Aluminum nanopyramid array with tunable ultraviolet-visible-infrared wavelength plasmon resonances for rapid detection of carbohydrate antigen 199.

Aluminum-based localized surface plasmon resonance (LSPR) holds attractive properties include low cost, high natural abundance, and ease of processing by a wide variety of methods including complementary metal oxide semiconductor process, making itself having an edge over conventional ones induced by noble metal. However, the inherent drawbacks of plasmonic mode limited on UV-green wavelength, low refractive index sensitivity, as well as heavy-shape-dependence greatly prevent aluminum plasmonics from real-life biosensing.
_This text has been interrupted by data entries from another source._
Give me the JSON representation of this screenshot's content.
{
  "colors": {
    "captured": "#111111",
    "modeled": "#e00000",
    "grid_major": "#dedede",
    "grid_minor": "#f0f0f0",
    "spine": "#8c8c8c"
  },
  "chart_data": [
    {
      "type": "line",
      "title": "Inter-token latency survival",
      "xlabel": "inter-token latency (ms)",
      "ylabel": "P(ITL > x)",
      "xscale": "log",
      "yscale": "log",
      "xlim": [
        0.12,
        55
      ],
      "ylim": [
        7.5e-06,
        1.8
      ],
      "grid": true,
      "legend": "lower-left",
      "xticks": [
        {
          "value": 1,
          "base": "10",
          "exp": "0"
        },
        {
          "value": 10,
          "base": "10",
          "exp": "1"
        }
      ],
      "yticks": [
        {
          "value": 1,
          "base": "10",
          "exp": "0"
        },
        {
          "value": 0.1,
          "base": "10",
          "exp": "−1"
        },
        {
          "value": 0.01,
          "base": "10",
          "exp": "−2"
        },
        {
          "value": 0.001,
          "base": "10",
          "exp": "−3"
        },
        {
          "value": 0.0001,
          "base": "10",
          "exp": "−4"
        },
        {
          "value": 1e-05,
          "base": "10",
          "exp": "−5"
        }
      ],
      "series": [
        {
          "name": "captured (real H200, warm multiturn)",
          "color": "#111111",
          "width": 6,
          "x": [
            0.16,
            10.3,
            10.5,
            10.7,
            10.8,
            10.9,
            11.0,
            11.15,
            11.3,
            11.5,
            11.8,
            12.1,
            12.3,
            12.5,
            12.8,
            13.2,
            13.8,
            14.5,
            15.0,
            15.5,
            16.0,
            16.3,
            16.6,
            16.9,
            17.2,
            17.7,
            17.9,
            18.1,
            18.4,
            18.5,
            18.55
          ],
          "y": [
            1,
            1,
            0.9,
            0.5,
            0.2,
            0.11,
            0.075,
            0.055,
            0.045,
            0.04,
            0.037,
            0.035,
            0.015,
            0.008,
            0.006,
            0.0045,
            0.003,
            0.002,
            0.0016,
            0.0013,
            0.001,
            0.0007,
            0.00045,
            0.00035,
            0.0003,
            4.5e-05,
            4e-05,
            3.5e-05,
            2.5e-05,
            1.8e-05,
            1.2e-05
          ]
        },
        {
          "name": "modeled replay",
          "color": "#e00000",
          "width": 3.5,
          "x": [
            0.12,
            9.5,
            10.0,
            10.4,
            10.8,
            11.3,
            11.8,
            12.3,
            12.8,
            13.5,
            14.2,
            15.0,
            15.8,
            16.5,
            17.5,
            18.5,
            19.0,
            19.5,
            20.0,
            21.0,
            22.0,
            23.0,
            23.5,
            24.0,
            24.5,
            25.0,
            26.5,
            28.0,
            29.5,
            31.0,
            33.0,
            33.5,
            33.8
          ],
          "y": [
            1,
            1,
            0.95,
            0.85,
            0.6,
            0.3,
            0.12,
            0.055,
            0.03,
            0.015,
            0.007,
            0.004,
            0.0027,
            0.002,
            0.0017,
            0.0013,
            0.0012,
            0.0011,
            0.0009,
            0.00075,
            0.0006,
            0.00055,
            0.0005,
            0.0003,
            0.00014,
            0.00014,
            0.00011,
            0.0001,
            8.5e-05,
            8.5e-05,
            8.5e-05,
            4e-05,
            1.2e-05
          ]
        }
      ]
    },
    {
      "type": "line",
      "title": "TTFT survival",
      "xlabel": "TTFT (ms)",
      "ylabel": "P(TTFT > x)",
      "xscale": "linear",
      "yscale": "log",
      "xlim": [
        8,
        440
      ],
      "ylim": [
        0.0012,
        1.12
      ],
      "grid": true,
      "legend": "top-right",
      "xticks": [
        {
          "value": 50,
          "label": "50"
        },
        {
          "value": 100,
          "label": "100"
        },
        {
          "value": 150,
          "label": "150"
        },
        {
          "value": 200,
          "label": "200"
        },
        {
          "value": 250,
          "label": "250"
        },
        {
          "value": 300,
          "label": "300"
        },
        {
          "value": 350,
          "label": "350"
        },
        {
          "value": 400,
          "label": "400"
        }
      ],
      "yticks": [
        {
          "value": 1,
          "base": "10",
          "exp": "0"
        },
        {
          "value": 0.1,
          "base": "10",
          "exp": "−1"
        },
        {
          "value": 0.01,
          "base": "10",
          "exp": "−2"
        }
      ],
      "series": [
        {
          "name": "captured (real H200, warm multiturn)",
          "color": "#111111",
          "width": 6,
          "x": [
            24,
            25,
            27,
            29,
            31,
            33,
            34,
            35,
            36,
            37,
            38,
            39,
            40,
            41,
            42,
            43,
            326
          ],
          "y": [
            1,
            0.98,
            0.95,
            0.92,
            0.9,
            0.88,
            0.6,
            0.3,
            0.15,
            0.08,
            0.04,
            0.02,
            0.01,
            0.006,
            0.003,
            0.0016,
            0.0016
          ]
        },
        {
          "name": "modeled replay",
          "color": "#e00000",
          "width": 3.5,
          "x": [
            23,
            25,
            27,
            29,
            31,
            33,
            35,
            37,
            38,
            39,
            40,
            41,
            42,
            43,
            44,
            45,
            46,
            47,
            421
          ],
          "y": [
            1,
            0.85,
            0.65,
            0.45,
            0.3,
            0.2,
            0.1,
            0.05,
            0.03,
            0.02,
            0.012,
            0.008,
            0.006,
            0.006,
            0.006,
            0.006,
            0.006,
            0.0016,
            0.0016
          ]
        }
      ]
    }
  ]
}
Here, we demonstrated a uniform quasi-3-dimensional Al nanopyramid array (NPA) structure with tunable ultraviolet-visible-infrared (UV-vis-NIR) plasmon resonances for biosensing. By changing the reflection measuring angle, we could easily obtain typical peaks simultaneously exhibited on the reflectance spectrum across UV-vis-NIR wave region. The Al NPAs carried out high refractive index sensitivities which even comparable with that of noble metal, and can be used as a biosensor for directly detecting cytochrome c and carbohydrate antigen 199 in air after the sensing surface was washed cleanly and dried; the limits of detection were determined to be 800 nM and 29 ng/mL, respectively. Our proposed work therefore initiates the low-cost, high-performance biosensing using aluminum plasmonics, which would find wide applications in rapid diagnosis, mobile-healthcare and environmental monitoring.